Elu, entre-temps président de son Comité, il resta inaccessible aux supplications humiliées de mon épouse. Jouissant, expliqua-t-il, de la confiance du Parti et de ses électeurs, il ne voudrait, à aucun prix et, pour qui que ce soit, entamer ce capital précieux en tendant la main à la famille d’un « comploteur » même si ce « comploteur » était son propre fils !
Devant son refus systématique, M. Sako Condé, un de ses locataires et chauffeur de profession, accepte de prendre la responsabilité de partager ses deux chambrettes avec ma femme et les enfants.
Certains de nos effets sont confiés à des parents éloignés dans différents quartiers de la ville ; on en empile une partie dans la chambre de M. Condé, les meubles restants seront abandonnés dans la cour, sous la pluie battante. Mais que faire d’autre ?
Djènè et ses deux plus jeunes enfants couchent sur le divan du salon exposé aux pluies coulant à flot par les persiennes. Elle est contrainte de se couvrir d’un manteau et de recouvrir les enfants d’une toile cirée.
Dans le même temps, affamée, elle doit courir auprès des autorités pour s’informer, plaider le sort du malheureux époux, consulter les marabouts, les charlatans…
Mise à l’index, rejetée par ceux qui, hier, se targuaient d’une amitié vraie et profonde, elle parcourt et dans les deux sens, les 5 kilomètres qui la séparent du Camp Boiro. Toujours infatigable.
Elle harcèle le capitaine Siaka Touré qui, selon son habitude, trouve invariablement des mots agréables pour l’apaiser.
Enfin, pris de pitié, mon frère, le commissaire Balla Touré accueille généreusement à son domicile, de Coléah, Djèné et ses enfants.
Certains parents et frères font le vide autour d’elle, mais mon cousin Daniel Camara l’assiste avec dévouement et bienveillance.
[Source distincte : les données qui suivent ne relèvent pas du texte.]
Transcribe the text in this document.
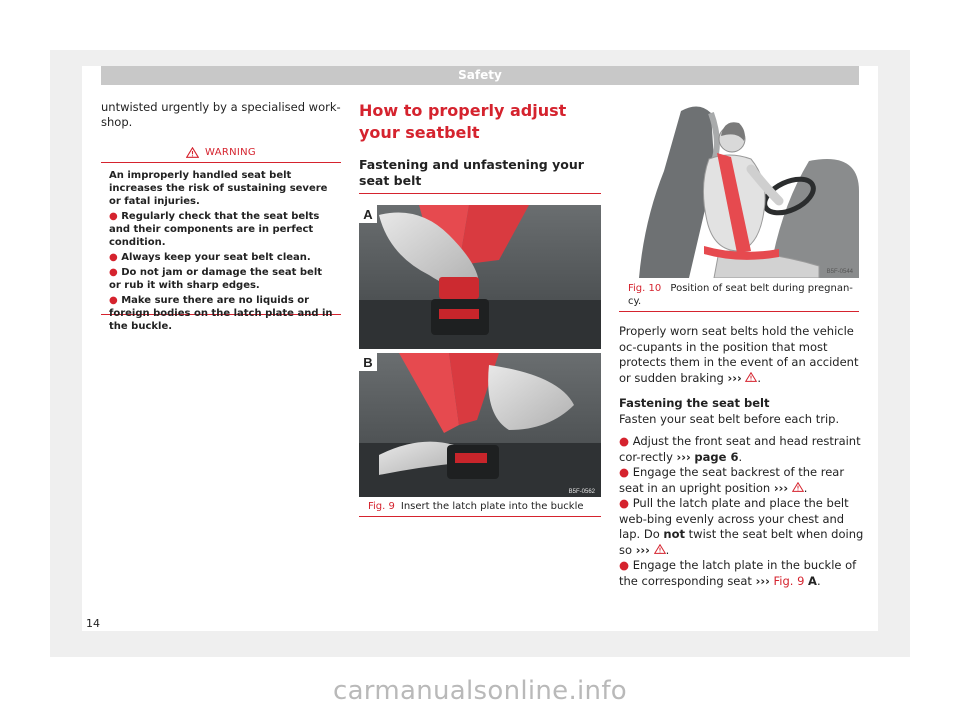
Safety

untwisted urgently by a specialised work-shop.

WARNING
An improperly handled seat belt increases the risk of sustaining severe or fatal injuries.
● Regularly check that the seat belts and their components are in perfect condition.
● Always keep your seat belt clean.
● Do not jam or damage the seat belt or rub it with sharp edges.
● Make sure there are no liquids or foreign bodies on the latch plate and in the buckle.

How to properly adjust your seatbelt

Fastening and unfastening your seat belt

A
B
B5F-0562
Fig. 9 Insert the latch plate into the buckle
B5F-0544
Fig. 10 Position of seat belt during pregnan-cy.

Properly worn seat belts hold the vehicle oc-cupants in the position that most protects them in the event of an accident or sudden braking ››› .

Fastening the seat belt

Fasten your seat belt before each trip.

● Adjust the front seat and head restraint cor-rectly ››› page 6.

● Engage the seat backrest of the rear seat in an upright position ››› .

● Pull the latch plate and place the belt web-bing evenly across your chest and lap. Do not twist the seat belt when doing so ››› .

● Engage the latch plate in the buckle of the corresponding seat ››› Fig. 9 A.

14
carmanualsonline.info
Quelques semaines après mon arrestation, mes parents exigent le partage de mes effets : l’héritage ! Djènè désempare ; elle ne sait que faire.
Un matin, ma première épouse arrache brutalement à l’affection de Djènè, son fils Alsény, sous le prétexte qu’elle risque de l’empoisonner. Djènè est au comble du désarroi, de l’abattement moral et physique.
Elle doit lutter pour se nourrir, subvenir aux besoins de ses enfants, mener à bon port les démarches entreprises aux fins de récupérer son époux. Persévérer dans l’effort, n’est-ce pas un gage de réussite ?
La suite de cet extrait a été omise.